The Canary report that “NHS Providers said the long-term funding plan for the NHS, set out by the government, had assumed a pay rise of 2.1% for 2021-22. The Royal College of Nursing is supporting members who want to strike following the pay rise. It has set up at £35m industrial action fund. Unison has also urged people to protest outside their houses on 11 March at 8pm by doing a slow clap. Labour has argued the pay rise amounts to a ‘real terms cut’, and some Conservative backbenchers have also criticised the proposal. Public gatherings have been banned under lockdown restrictions, but some have raised concerns that the right to protest may be under threat as the UK returns to normal. According to Netpol, the government is seeking to amend the Public Order Act in 2021” Under cover of Covid the Tory Sovereign Dictatorship want to introduce their ‘new norma’ of authoritarian oppression that will remain in place for the foreseeable future under one excuse or another: we must not allow this to happen.
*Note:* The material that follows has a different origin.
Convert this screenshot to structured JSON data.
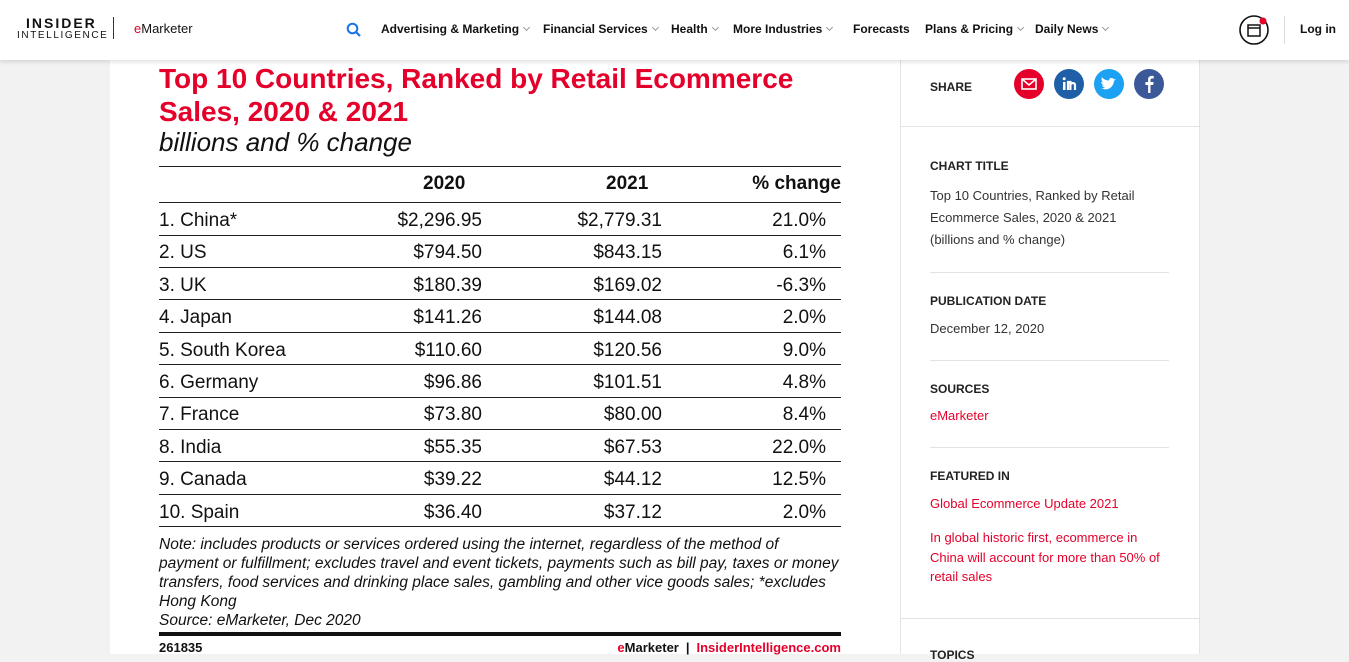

The Canary warns that “Netpol said the proposed changes could lead to increased police powers to control protests. It called for the protection of the right to protest, citing evidence from 25 campaign groups that were overwhelmingly in favour of stronger protections on protests.” The police can easily move in and make arrests at small protests, but when the outrage over Government corruption reaches a fever pitch of civil unrest and we all take to the streets on mass the police will require army backup to enforce the authoritarian power of the Tory Sovereign Dictatorship. We should have challenged and demanded full Investigation of the unfathomable result in the Covert 2019 Rigged Election; that success just emboldened the Tories to increase the level of corrupt profiteering and squandering of public funds. There’s more than enough evidence of corruption to remove the Tories from office but we must summon the courage to fight back, protest and challenge them in Court or we will not rescue our democracy for decades! DO NOT MOVE ON!